In the days in which the Saint we commemorate as David brought Christianity to the people of Wales, humanity was much more inclined to live in a state that accepted the natural rhythmn, inconvenient though it was. Planting took place after the farmers had themselves determined that the seasons were changing and not at the dictat of some "guidance" from another part of the country altogether. Mind you, the sensible farmers still do, after all, they know their own land, and the local cycles and conditions far better than someone in an office in Whitehall ever will.
Our modern lives demand that we eat three times a day, that we eat a balanced diet, that we have variety in our meals - that we have available to us many fruits that are not native to these shores, or completely out of season for most of our year. The modern diet comprises meat, fish, poultry, root vegetables, leaf vegetables and fruit in a plenty virtually unknown in many parts of the world - even those that grow most of what we eat! So, perhaps this is what we should focus on as we go into Lent this year, considering as our focus for Lent, "who is going hungry so that I can eat as well as I do?"

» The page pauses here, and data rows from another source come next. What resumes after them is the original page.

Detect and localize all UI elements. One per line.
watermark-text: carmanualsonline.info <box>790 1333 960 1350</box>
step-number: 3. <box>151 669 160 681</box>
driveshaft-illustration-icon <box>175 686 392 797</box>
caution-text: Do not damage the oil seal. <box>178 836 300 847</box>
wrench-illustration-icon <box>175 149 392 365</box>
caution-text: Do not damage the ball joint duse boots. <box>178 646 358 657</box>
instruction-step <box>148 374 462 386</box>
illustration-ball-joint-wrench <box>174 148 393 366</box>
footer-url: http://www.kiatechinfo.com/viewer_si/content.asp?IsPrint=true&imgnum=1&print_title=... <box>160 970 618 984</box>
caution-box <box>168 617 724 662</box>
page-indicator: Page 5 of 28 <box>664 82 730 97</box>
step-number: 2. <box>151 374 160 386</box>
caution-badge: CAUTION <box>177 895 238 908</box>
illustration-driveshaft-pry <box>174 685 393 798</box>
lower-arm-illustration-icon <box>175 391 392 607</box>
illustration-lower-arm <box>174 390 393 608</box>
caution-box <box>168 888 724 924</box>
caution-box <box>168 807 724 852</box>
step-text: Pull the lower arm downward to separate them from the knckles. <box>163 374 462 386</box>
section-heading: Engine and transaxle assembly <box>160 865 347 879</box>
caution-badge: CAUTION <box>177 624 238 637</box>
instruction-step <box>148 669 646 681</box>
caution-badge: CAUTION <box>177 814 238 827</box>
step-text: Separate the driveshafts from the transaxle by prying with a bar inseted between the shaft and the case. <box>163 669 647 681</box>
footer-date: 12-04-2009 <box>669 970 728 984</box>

In St David's time the seasons held an importance beyond our understanding of them today. Today they are little more than an inconvenience, it's cold and wet, when we long for the sun, or hot a dry when we long for rain - or, if you, like me, are a hayfever sufferer, everything is pumping out allergens when I would like to enjoy the sun, the open spaces and the warmth! Even in our grandparents day (Probably best described as Before Refridgerators!) the changing seasons meant that food had to be prepared to bridge the gap between one harvest and the next, particularly the vegetables on which we depend for variety and that lovely concept "roughage" are seasonal. Potatoes had to be dried and stored in dark, dry places, onions, beetroot, cabbage, beans and several other vegetables pickled and stored in sealed jars for consumption later in the depths of winter. Many of the things we today regard as "party" food, were originally essentials if we were to have them available during the winter.
The cycle of planting, growing, reaping and storing held a vital place in all our lives - and should still. As I commented in a thought on Shrove Tuesday yesterday, The choice of timing for the Lenten Fast probably had a great deal to do with conserving one's Winter food stocks until the first of the summer fruits and vegetables became available.
So for those who choose the celebrate St David today and Lent tomorrow, or who have marked David's Feast yesterday and will keep Lent today, I would say this; as we go through Lent this year consider the source of our food, consider the people who produce it. Consider too the implications for us if that source were to be removed through famine, plague (such as Bird Flu or some other pandemic) and ask yourself this question. "Can we survive without our imported supplies, and should we not consider how we would manage if it became a necessity?"
It could be a very important question for those of us now divorced from the seasons by our reliance on the plenty of the supermarket!